Bisection Method Iterations for the function f(x) = 10^three + 4x² - ten

bisection_method3

C++ Implementation

              #include <iostream> #include <math.h> #include<iomanip> #include<chrono> using namespace std::chrono;  using namespace std;   static double function(double x); // role f(ten) void carte du jour();   int master() {      double a; // Lower Guess or commencement of interval   double b; // Upper Guess or end of interval   double c; // variable for midpoint   double precision;     cout << "\north\n\nfunction f(x) = 10^three + 4x^2 - 10  "<<endl;      // Taking Input   cout << "Enter begining of interval: ";   cin >> a;   cout << "\nEnter end of interval: ";   cin >> b;   cout << "\nEnter precision of method: ";   cin >> precision;    // Check for contrary sign (Intermediate Value Theorem)   if (function(a) * function(b) > 0.0f)   {     cout << "\nFunction has same signs at ends of interval";     return -ane;   }  int iter=0; cout<<setw(3)<<"\niterations (i)"<<setw(8)<<"a"<<setw(16)<<"b"<<setw(25)<<"function(c)"<<endl;  auto start = high_resolution_clock::at present();     practice   {     c = (a + b) / 2.0f;      iter++;     cout<<setprecision(10)<<setw(3)<<iter<<setw(nineteen)<<a<<setw(17)<<b<<setw(22)<<function(c)<<endl;      // check for contrary sign     if (function(a) * function(c) < 0.0f)     {       b = c;     }     else     {       a = c;     }   }while (fabs(function(c))>=precision);  // terminating condition    auto finish = high_resolution_clock::now();    motorcar duration = duration_cast<microseconds>(stop - outset);     cout<<"\due north\nRoot = "<<c<<endl;   cout<<"f(10)="<<office(c)<<endl;   cout << duration.count()<<" microseconds"<< endl;     return 0; }  static double part(double 10) {   return pow(x,3) + 4*pow(x,2) - x ; }

Another Example

Bisection Method Iterations for the function f(x) = log(10) - cos(10) with a = 1, b = 1.5 and tolerance = ten^-9

Limitations

While Bisection Method is e'er convergent, significant that it is always leading towards a definite limit and relatively elementary to understand there are some drawbacks when this algorithm is used.

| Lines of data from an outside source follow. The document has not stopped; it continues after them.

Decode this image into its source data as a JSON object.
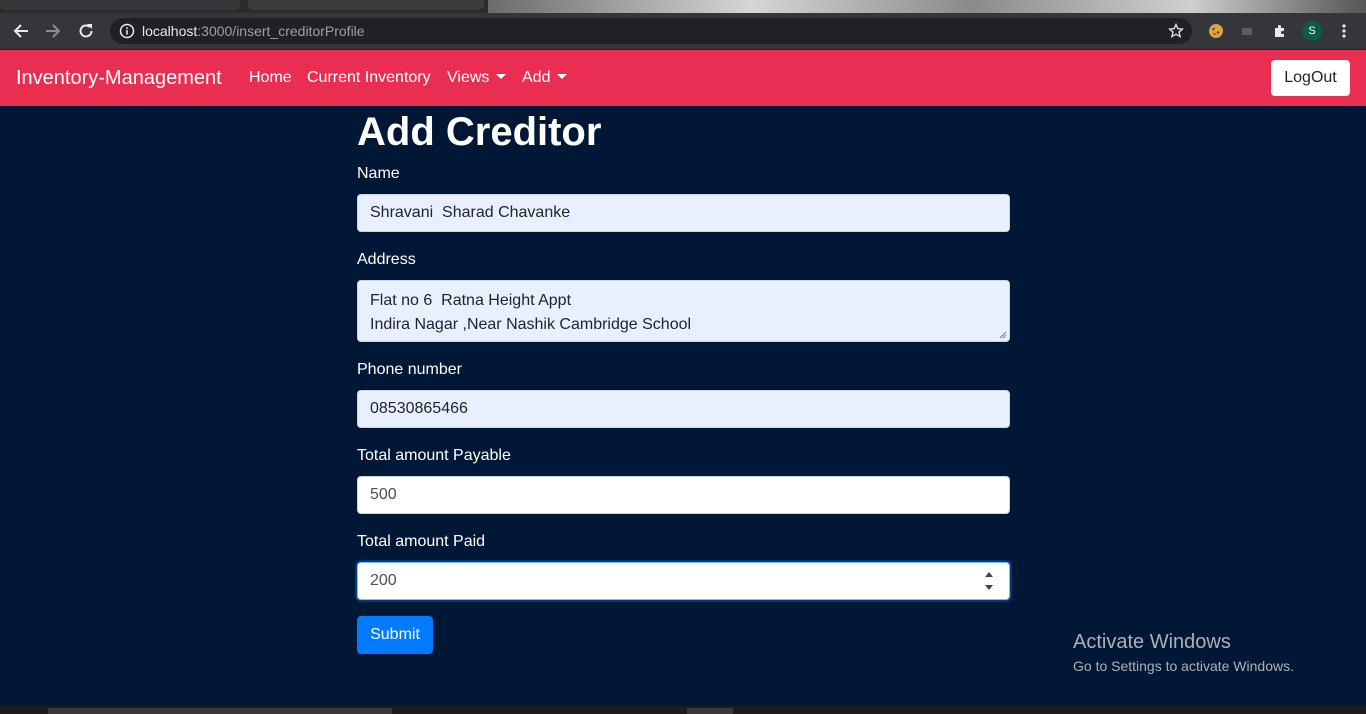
{
  "browser": {
    "url_host": "localhost",
    "url_path": ":3000/insert_creditorProfile",
    "profile_initial": "S"
  },
  "navbar": {
    "brand": "Inventory-Management",
    "links": [
      "Home",
      "Current Inventory",
      "Views",
      "Add"
    ],
    "logout_label": "LogOut"
  },
  "form": {
    "title": "Add Creditor",
    "name_label": "Name",
    "name_value": "Shravani  Sharad Chavanke",
    "address_label": "Address",
    "address_value": "Flat no 6  Ratna Height Appt\nIndira Nagar ,Near Nashik Cambridge School",
    "phone_label": "Phone number",
    "phone_value": "08530865466",
    "payable_label": "Total amount Payable",
    "payable_value": "500",
    "paid_label": "Total amount Paid",
    "paid_value": "200",
    "submit_label": "Submit"
  },
  "watermark": {
    "line1": "Activate Windows",
    "line2": "Go to Settings to activate Windows."
  },
  "colors": {
    "navbar": "#ea2e52",
    "background": "#001835",
    "primary": "#007bff"
  }
}
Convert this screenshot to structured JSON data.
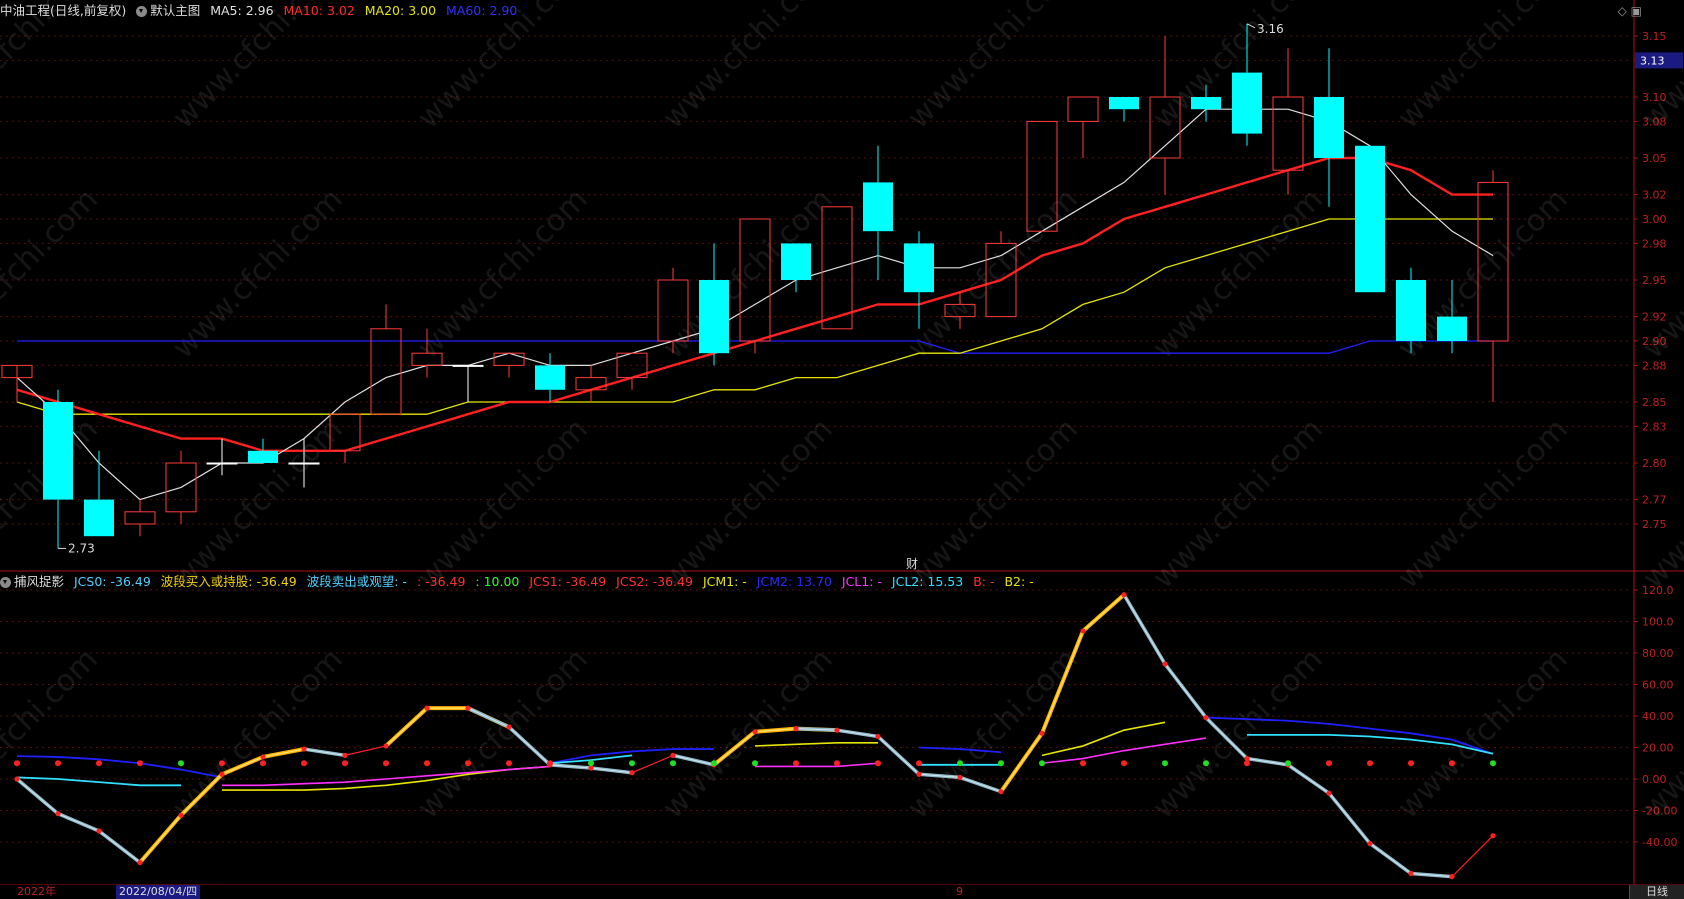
{
  "header": {
    "stock": "中油工程(日线,前复权)",
    "main_chart": "默认主图",
    "ma5": "MA5: 2.96",
    "ma10": "MA10: 3.02",
    "ma20": "MA20: 3.00",
    "ma60": "MA60: 2.90"
  },
  "indicator_header": {
    "name": "捕风捉影",
    "jcs0": "JCS0: -36.49",
    "buy": "波段买入或持股: -36.49",
    "sell": "波段卖出或观望: -",
    "t1": ": -36.49",
    "t2": ": 10.00",
    "jcs1": "JCS1: -36.49",
    "jcs2": "JCS2: -36.49",
    "jcm1": "JCM1: -",
    "jcm2": "JCM2: 13.70",
    "jcl1": "JCL1: -",
    "jcl2": "JCL2: 15.53",
    "b": "B: -",
    "b2": "B2: -"
  },
  "annotations": {
    "high": "3.16",
    "low": "2.73",
    "finance": "财",
    "last_price": "3.13"
  },
  "dates": {
    "year": "2022年",
    "selected": "2022/08/04/四",
    "mark": "9",
    "period": "日线"
  },
  "price_axis": [
    "3.15",
    "3.13",
    "3.10",
    "3.08",
    "3.05",
    "3.02",
    "3.00",
    "2.98",
    "2.95",
    "2.92",
    "2.90",
    "2.88",
    "2.85",
    "2.83",
    "2.80",
    "2.77",
    "2.75"
  ],
  "ind_axis": [
    "120.0",
    "100.0",
    "80.00",
    "60.00",
    "40.00",
    "20.00",
    "0.00",
    "-20.00",
    "-40.00"
  ],
  "colors": {
    "up": "#ff3b3b",
    "down": "#00ffff",
    "ma5": "#e0e0e0",
    "ma10": "#ff2020",
    "ma20": "#e6e600",
    "ma60": "#2020ff"
  },
  "chart_data": {
    "type": "candlestick",
    "candles": [
      {
        "o": 2.87,
        "h": 2.87,
        "l": 2.85,
        "c": 2.88
      },
      {
        "o": 2.85,
        "h": 2.86,
        "l": 2.73,
        "c": 2.77
      },
      {
        "o": 2.77,
        "h": 2.81,
        "l": 2.74,
        "c": 2.74
      },
      {
        "o": 2.75,
        "h": 2.77,
        "l": 2.74,
        "c": 2.76
      },
      {
        "o": 2.76,
        "h": 2.81,
        "l": 2.75,
        "c": 2.8
      },
      {
        "o": 2.8,
        "h": 2.82,
        "l": 2.79,
        "c": 2.8
      },
      {
        "o": 2.81,
        "h": 2.82,
        "l": 2.8,
        "c": 2.8
      },
      {
        "o": 2.8,
        "h": 2.82,
        "l": 2.78,
        "c": 2.8
      },
      {
        "o": 2.81,
        "h": 2.84,
        "l": 2.8,
        "c": 2.84
      },
      {
        "o": 2.84,
        "h": 2.93,
        "l": 2.84,
        "c": 2.91
      },
      {
        "o": 2.88,
        "h": 2.91,
        "l": 2.87,
        "c": 2.89
      },
      {
        "o": 2.88,
        "h": 2.88,
        "l": 2.85,
        "c": 2.88
      },
      {
        "o": 2.88,
        "h": 2.89,
        "l": 2.87,
        "c": 2.89
      },
      {
        "o": 2.88,
        "h": 2.89,
        "l": 2.85,
        "c": 2.86
      },
      {
        "o": 2.86,
        "h": 2.88,
        "l": 2.85,
        "c": 2.87
      },
      {
        "o": 2.87,
        "h": 2.89,
        "l": 2.86,
        "c": 2.89
      },
      {
        "o": 2.9,
        "h": 2.96,
        "l": 2.89,
        "c": 2.95
      },
      {
        "o": 2.95,
        "h": 2.98,
        "l": 2.88,
        "c": 2.89
      },
      {
        "o": 2.9,
        "h": 3.0,
        "l": 2.89,
        "c": 3.0
      },
      {
        "o": 2.98,
        "h": 2.98,
        "l": 2.94,
        "c": 2.95
      },
      {
        "o": 2.91,
        "h": 3.01,
        "l": 2.91,
        "c": 3.01
      },
      {
        "o": 3.03,
        "h": 3.06,
        "l": 2.95,
        "c": 2.99
      },
      {
        "o": 2.98,
        "h": 2.99,
        "l": 2.91,
        "c": 2.94
      },
      {
        "o": 2.92,
        "h": 2.94,
        "l": 2.91,
        "c": 2.93
      },
      {
        "o": 2.92,
        "h": 2.99,
        "l": 2.92,
        "c": 2.98
      },
      {
        "o": 2.99,
        "h": 3.08,
        "l": 2.99,
        "c": 3.08
      },
      {
        "o": 3.08,
        "h": 3.1,
        "l": 3.05,
        "c": 3.1
      },
      {
        "o": 3.1,
        "h": 3.1,
        "l": 3.08,
        "c": 3.09
      },
      {
        "o": 3.05,
        "h": 3.15,
        "l": 3.02,
        "c": 3.1
      },
      {
        "o": 3.1,
        "h": 3.11,
        "l": 3.08,
        "c": 3.09
      },
      {
        "o": 3.12,
        "h": 3.16,
        "l": 3.06,
        "c": 3.07
      },
      {
        "o": 3.04,
        "h": 3.14,
        "l": 3.02,
        "c": 3.1
      },
      {
        "o": 3.1,
        "h": 3.14,
        "l": 3.01,
        "c": 3.05
      },
      {
        "o": 3.06,
        "h": 3.06,
        "l": 2.94,
        "c": 2.94
      },
      {
        "o": 2.95,
        "h": 2.96,
        "l": 2.89,
        "c": 2.9
      },
      {
        "o": 2.92,
        "h": 2.95,
        "l": 2.89,
        "c": 2.9
      },
      {
        "o": 2.9,
        "h": 3.04,
        "l": 2.85,
        "c": 3.03
      }
    ],
    "ma5": [
      2.87,
      2.84,
      2.8,
      2.77,
      2.78,
      2.8,
      2.8,
      2.82,
      2.85,
      2.87,
      2.88,
      2.88,
      2.89,
      2.88,
      2.88,
      2.89,
      2.9,
      2.91,
      2.93,
      2.95,
      2.96,
      2.97,
      2.96,
      2.96,
      2.97,
      2.99,
      3.01,
      3.03,
      3.06,
      3.09,
      3.09,
      3.09,
      3.08,
      3.06,
      3.02,
      2.99,
      2.97
    ],
    "ma10": [
      2.86,
      2.85,
      2.84,
      2.83,
      2.82,
      2.82,
      2.81,
      2.81,
      2.81,
      2.82,
      2.83,
      2.84,
      2.85,
      2.85,
      2.86,
      2.87,
      2.88,
      2.89,
      2.9,
      2.91,
      2.92,
      2.93,
      2.93,
      2.94,
      2.95,
      2.97,
      2.98,
      3.0,
      3.01,
      3.02,
      3.03,
      3.04,
      3.05,
      3.05,
      3.04,
      3.02,
      3.02
    ],
    "ma20": [
      2.85,
      2.84,
      2.84,
      2.84,
      2.84,
      2.84,
      2.84,
      2.84,
      2.84,
      2.84,
      2.84,
      2.85,
      2.85,
      2.85,
      2.85,
      2.85,
      2.85,
      2.86,
      2.86,
      2.87,
      2.87,
      2.88,
      2.89,
      2.89,
      2.9,
      2.91,
      2.93,
      2.94,
      2.96,
      2.97,
      2.98,
      2.99,
      3.0,
      3.0,
      3.0,
      3.0,
      3.0
    ],
    "ma60": [
      2.9,
      2.9,
      2.9,
      2.9,
      2.9,
      2.9,
      2.9,
      2.9,
      2.9,
      2.9,
      2.9,
      2.9,
      2.9,
      2.9,
      2.9,
      2.9,
      2.9,
      2.9,
      2.9,
      2.9,
      2.9,
      2.9,
      2.9,
      2.89,
      2.89,
      2.89,
      2.89,
      2.89,
      2.89,
      2.89,
      2.89,
      2.89,
      2.89,
      2.9,
      2.9,
      2.9,
      2.9
    ],
    "jcs": [
      0,
      -22,
      -33,
      -53,
      -23,
      3,
      14,
      19,
      15,
      21,
      45,
      45,
      33,
      9,
      7,
      4,
      15,
      9,
      30,
      32,
      31,
      27,
      3,
      1,
      -8,
      29,
      94,
      117,
      73,
      39,
      13,
      9,
      -9,
      -41,
      -60,
      -62,
      -36
    ],
    "jcs_bold": [
      [
        3,
        7
      ],
      [
        9,
        12
      ],
      [
        17,
        20
      ],
      [
        24,
        27
      ]
    ],
    "jcm2": [
      [
        0,
        14.5
      ],
      [
        1,
        14
      ],
      [
        2,
        12.5
      ],
      [
        3,
        10
      ],
      [
        4,
        6
      ],
      [
        5,
        1
      ],
      [
        6,
        null
      ],
      [
        13,
        10
      ],
      [
        14,
        15
      ],
      [
        15,
        17.5
      ],
      [
        16,
        19
      ],
      [
        17,
        19
      ],
      [
        22,
        20
      ],
      [
        23,
        19
      ],
      [
        24,
        17
      ],
      [
        29,
        39
      ],
      [
        30,
        38
      ],
      [
        31,
        37
      ],
      [
        32,
        35
      ],
      [
        33,
        32
      ],
      [
        34,
        29
      ],
      [
        35,
        25
      ],
      [
        36,
        16
      ]
    ],
    "jcl2": [
      [
        0,
        1
      ],
      [
        1,
        0
      ],
      [
        2,
        -2
      ],
      [
        3,
        -4
      ],
      [
        4,
        -4
      ],
      [
        13,
        10
      ],
      [
        14,
        12
      ],
      [
        15,
        15
      ],
      [
        22,
        9
      ],
      [
        23,
        9
      ],
      [
        24,
        9
      ],
      [
        30,
        28
      ],
      [
        31,
        28
      ],
      [
        32,
        28
      ],
      [
        33,
        27
      ],
      [
        34,
        25
      ],
      [
        35,
        22
      ],
      [
        36,
        16
      ]
    ],
    "yellow": [
      [
        5,
        -7
      ],
      [
        6,
        -7
      ],
      [
        7,
        -7
      ],
      [
        8,
        -6
      ],
      [
        9,
        -4
      ],
      [
        10,
        -1
      ],
      [
        11,
        3
      ],
      [
        12,
        6
      ],
      [
        13,
        8
      ],
      [
        18,
        21
      ],
      [
        19,
        22
      ],
      [
        20,
        23
      ],
      [
        21,
        23
      ],
      [
        25,
        15
      ],
      [
        26,
        21
      ],
      [
        27,
        31
      ],
      [
        28,
        36
      ]
    ],
    "magenta": [
      [
        5,
        -4
      ],
      [
        6,
        -4
      ],
      [
        7,
        -3
      ],
      [
        8,
        -2
      ],
      [
        9,
        0
      ],
      [
        10,
        2
      ],
      [
        11,
        4
      ],
      [
        12,
        6
      ],
      [
        13,
        8
      ],
      [
        18,
        8
      ],
      [
        19,
        8
      ],
      [
        20,
        8
      ],
      [
        21,
        10
      ],
      [
        25,
        10
      ],
      [
        26,
        13
      ],
      [
        27,
        18
      ],
      [
        28,
        22
      ],
      [
        29,
        26
      ]
    ],
    "dots": [
      "r",
      "r",
      "r",
      "r",
      "g",
      "r",
      "r",
      "r",
      "r",
      "r",
      "r",
      "r",
      "r",
      "r",
      "g",
      "g",
      "g",
      "g",
      "g",
      "r",
      "r",
      "r",
      "r",
      "g",
      "g",
      "g",
      "r",
      "r",
      "g",
      "g",
      "r",
      "g",
      "r",
      "r",
      "r",
      "r",
      "g"
    ]
  }
}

Tedious rate of convergence
The convergence of the bisection method is irksome as it is simply based on halving the interval.
Relies on sign changes
If a function f (10) is such that it but touches the x -centrality for example say f(x) = 10^two and so it volition not be able to discover lower guess (a) such that f(a)*f(b) < 0
Cannot notice Multiple Roots
The Bisection method fails to place multiple different roots, which makes information technology less desirable to apply compared to other methods that tin identify multiple roots. When an equation has multiple roots, it is the choice of the initial interval provided by the user which determines which root is located.

Question

After one iteration of the Bisection Method, by how much did our interval that might contain a zippo of the function decrease?

More than 50%

Less than fifty%

At each stride the method divides the interval in 2 by computing the midpoint c = (a+b) / 2 of the interval. The method selects the subinterval that is guaranteed to be a subclass as the new interval (by checking the opposite signs) to be used in the adjacent pace. In this fashion an interval that contains a zero of the function is reduced in width by l% at each step.